He walks in.
The apartment feels emptier than it ever has. The couch where she used to curl into me. The kitchen island where she’d sit swinging her legs while I cooked. Her laugh used to live in these walls.
Now it’s just quiet.
Kamden closes the door behind him.
“You look like shit,” he says.
I huff out a humorless laugh. “Feel worse.”
He studies me carefully.
“You’ve been out,” he notes, glancing at the empty whiskey glass on the counter.
“Doesn’t help,” I mutter.
Silence stretches between us.
Finally he says, “Coach told me you agreed to step back.”
I nod once.
“I thought that’s what you wanted.”
“I thought it was what would protect her.”
There’s no sarcasm in his tone.
Just honesty.
I walk to the kitchen and brace my hands on the counter, staring at the granite like it holds answers.
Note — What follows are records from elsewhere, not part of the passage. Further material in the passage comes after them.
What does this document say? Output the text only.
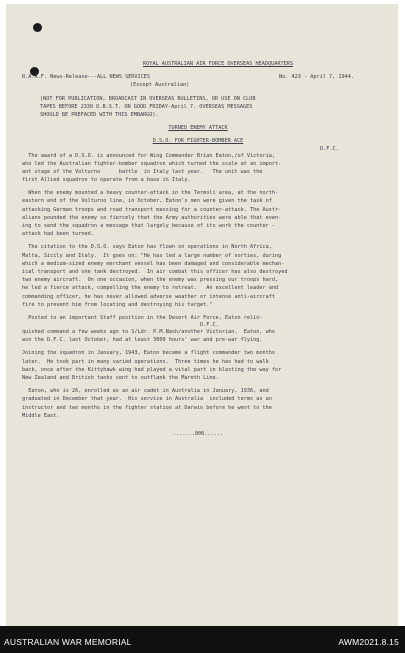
ROYAL AUSTRALIAN AIR FORCE OVERSEAS HEADQUARTERS
R.A.A.F. News-Release---ALL NEWS SERVICES	No. 423 - April 7, 1944.
(Except Australian)
(NOT FOR PUBLICATION, BROADCAST IN OVERSEAS BULLETINS, OR USE ON CLUB
TAPES BEFORE 2330 D.B.S.T. ON GOOD FRIDAY-April 7. OVERSEAS MESSAGES
SHOULD BE PREFACED WITH THIS EMBARGO).
TURNED ENEMY ATTACK
D.S.O. FOR FIGHTER-BOMBER ACE
D.F.C.
The award of a D.S.O. is announced for Wing Commander Brian Eaton,/of Victoria,
who led the Australian fighter-bomber squadron which turned the scale at an import-
ant stage of the Volturno      battle  in Italy last year.   The unit was the
first Allied squadron to operate from a base in Italy.
When the enemy mounted a heavy counter-attack in the Termoli area, at the north-
eastern end of the Volturno line, in October, Eaton's men were given the task of
attacking German troops and road transport massing for a counter-attack. The Austr-
alians pounded the enemy so fiercely that the Army authorities were able that even-
ing to send the squadron a message that largely because of its work the counter -
attack had been turned.
The citation to the D.S.O. says Eaton has flown on operations in North Africa,
Malta, Sicily and Italy.  It goes on: "He has led a large number of sorties, during
which a medium-sized enemy merchant vessel has been damaged and considerable mechan-
ical transport and one tank destroyed.  In air combat this officer has also destroyed
two enemy aircraft.  On one occasion, when the enemy was pressing our troops hard,
he led a fierce attack, compelling the enemy to retreat.   An excellent leader and
commanding officer, he has never allowed adverse weather or intense anti-aircraft
fire to prevent him from locating and destroying his target."
Posted to an important Staff position in the Desert Air Force, Eaton relin-
D.F.C.
quished command a few weeks ago to S/Ldr. P.M.Nash/another Victorian.  Eaton, who
won the D.F.C. last October, had at least 3000 hours' war and pre-war flying.
Joining the squadron in January, 1943, Eaton became a flight commander two months
later.  He took part in many varied operations.  Three times he has had to walk
back, once after the Kittyhawk wing had played a vital part in blasting the way for
New Zealand and British tanks sent to outflank the Mareth Line.
Eaton, who is 26, enrolled as an air cadet in Australia in January, 1936, and
graduated in December that year.  His service in Australia  included terms as an
instructor and two months in the fighter station at Darwin before he went to the
Middle East.
.......000......
AUSTRALIAN WAR MEMORIAL	AWM2021.8.15
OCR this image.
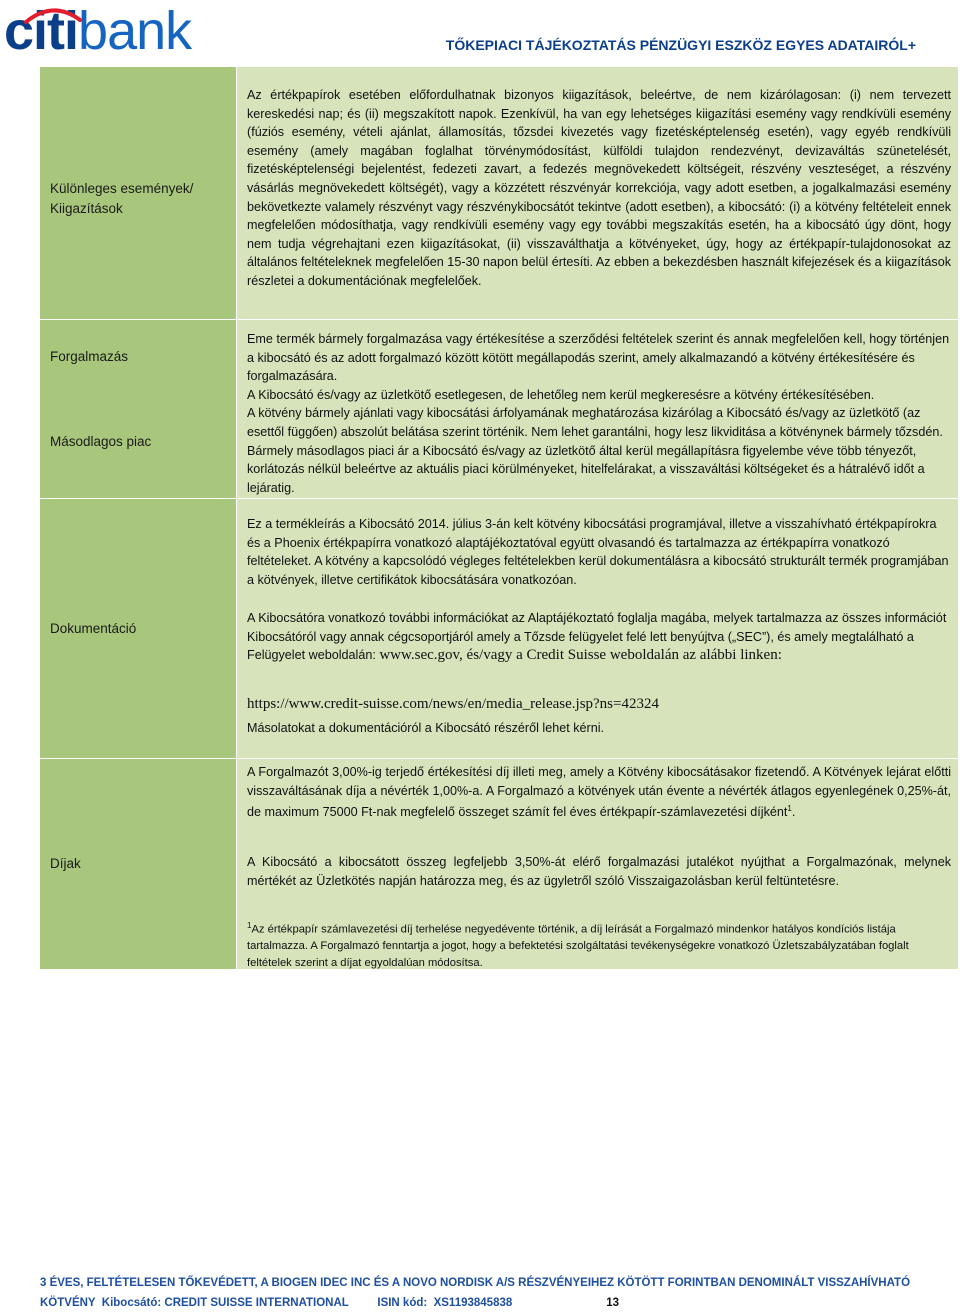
citibank	TŐKEPIACI TÁJÉKOZTATÁS PÉNZÜGYI ESZKÖZ EGYES ADATAIRÓL+
Különleges események/
Kiigazítások
Az értékpapírok esetében előfordulhatnak bizonyos kiigazítások, beleértve, de nem kizárólagosan: (i) nem tervezett kereskedési nap; és (ii) megszakított napok. Ezenkívül, ha van egy lehetséges kiigazítási esemény vagy rendkívüli esemény (fúziós esemény, vételi ajánlat, államosítás, tőzsdei kivezetés vagy fizetésképtelenség esetén), vagy egyéb rendkívüli esemény (amely magában foglalhat törvénymódosítást, külföldi tulajdon rendezvényt, devizaváltás szünetelését, fizetésképtelenségi bejelentést, fedezeti zavart, a fedezés megnövekedett költségeit, részvény veszteséget, a részvény vásárlás megnövekedett költségét), vagy a közzétett részvényár korrekciója, vagy adott esetben, a jogalkalmazási esemény bekövetkezte valamely részvényt vagy részvénykibocsátót tekintve (adott esetben), a kibocsátó: (i) a kötvény feltételeit ennek megfelelően módosíthatja, vagy rendkívüli esemény vagy egy további megszakítás esetén, ha a kibocsátó úgy dönt, hogy nem tudja végrehajtani ezen kiigazításokat, (ii) visszaválthatja a kötvényeket, úgy, hogy az értékpapír-tulajdonosokat az általános feltételeknek megfelelően 15-30 napon belül értesíti. Az ebben a bekezdésben használt kifejezések és a kiigazítások részletei a dokumentációnak megfelelőek.
Forgalmazás
Másodlagos piac
Eme termék bármely forgalmazása vagy értékesítése a szerződési feltételek szerint és annak megfelelően kell, hogy történjen a kibocsátó és az adott forgalmazó között kötött megállapodás szerint, amely alkalmazandó a kötvény értékesítésére és forgalmazására.
A Kibocsátó és/vagy az üzletkötő esetlegesen, de lehetőleg nem kerül megkeresésre a kötvény értékesítésében.
A kötvény bármely ajánlati vagy kibocsátási árfolyamának meghatározása kizárólag a Kibocsátó és/vagy az üzletkötő (az esettől függően) abszolút belátása szerint történik. Nem lehet garantálni, hogy lesz likviditása a kötvénynek bármely tőzsdén. Bármely másodlagos piaci ár a Kibocsátó és/vagy az üzletkötő által kerül megállapításra figyelembe véve több tényezőt, korlátozás nélkül beleértve az aktuális piaci körülményeket, hitelfelárakat, a visszaváltási költségeket és a hátralévő időt a lejáratig.
Dokumentáció
Ez a termékleírás a Kibocsátó 2014. július 3-án kelt kötvény kibocsátási programjával, illetve a visszahívható értékpapírokra és a Phoenix értékpapírra vonatkozó alaptájékoztatóval együtt olvasandó és tartalmazza az értékpapírra vonatkozó feltételeket. A kötvény a kapcsolódó végleges feltételekben kerül dokumentálásra a kibocsátó strukturált termék programjában a kötvények, illetve certifikátok kibocsátására vonatkozóan.
A Kibocsátóra vonatkozó további információkat az Alaptájékoztató foglalja magába, melyek tartalmazza az összes információt Kibocsátóról vagy annak cégcsoportjáról amely a Tőzsde felügyelet felé lett benyújtva („SEC”), és amely megtalálható a Felügyelet weboldalán: www.sec.gov, és/vagy a Credit Suisse weboldalán az alábbi linken:
https://www.credit-suisse.com/news/en/media_release.jsp?ns=42324
Másolatokat a dokumentációról a Kibocsátó részéről lehet kérni.
Díjak
A Forgalmazót 3,00%-ig terjedő értékesítési díj illeti meg, amely a Kötvény kibocsátásakor fizetendő. A Kötvények lejárat előtti visszaváltásának díja a névérték 1,00%-a. A Forgalmazó a kötvények után évente a névérték átlagos egyenlegének 0,25%-át, de maximum 75000 Ft-nak megfelelő összeget számít fel éves értékpapír-számlavezetési díjként$^1$.
A Kibocsátó a kibocsátott összeg legfeljebb 3,50%-át elérő forgalmazási jutalékot nyújthat a Forgalmazónak, melynek mértékét az Üzletkötés napján határozza meg, és az ügyletről szóló Visszaigazolásban kerül feltüntetésre.
$^1$Az értékpapír számlavezetési díj terhelése negyedévente történik, a díj leírását a Forgalmazó mindenkor hatályos kondíciós listája tartalmazza. A Forgalmazó fenntartja a jogot, hogy a befektetési szolgáltatási tevékenységekre vonatkozó Üzletszabályzatában foglalt feltételek szerint a díjat egyoldalúan módosítsa.
3 ÉVES, FELTÉTELESEN TŐKEVÉDETT, A BIOGEN IDEC INC ÉS A NOVO NORDISK A/S RÉSZVÉNYEIHEZ KÖTÖTT FORINTBAN DENOMINÁLT VISSZAHÍVHATÓ
KÖTVÉNY  Kibocsátó: CREDIT SUISSE INTERNATIONAL         ISIN kód:  XS1193845838	13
“I saw her face, Kamden,” I say quietly. “At the bar. When she looked at me like I’d just ripped her heart out.”
My voice cracks despite myself.
“She didn’t deserve that.”
“No,” he agrees softly.
I swallow hard.
“I’ve never loved anyone like that,” I admit. “Not even close. And I threw it away in one night because I thought I was doing the right thing.”
I turn to look at him.
“You know what the worst part is?” I ask.
He shakes his head.
“She believed in me,” I say. “Even when I don’t believe in myself. She saw me, Wilder, not Wild. Not the pitcher. Not the asshole at the bar. Just me.”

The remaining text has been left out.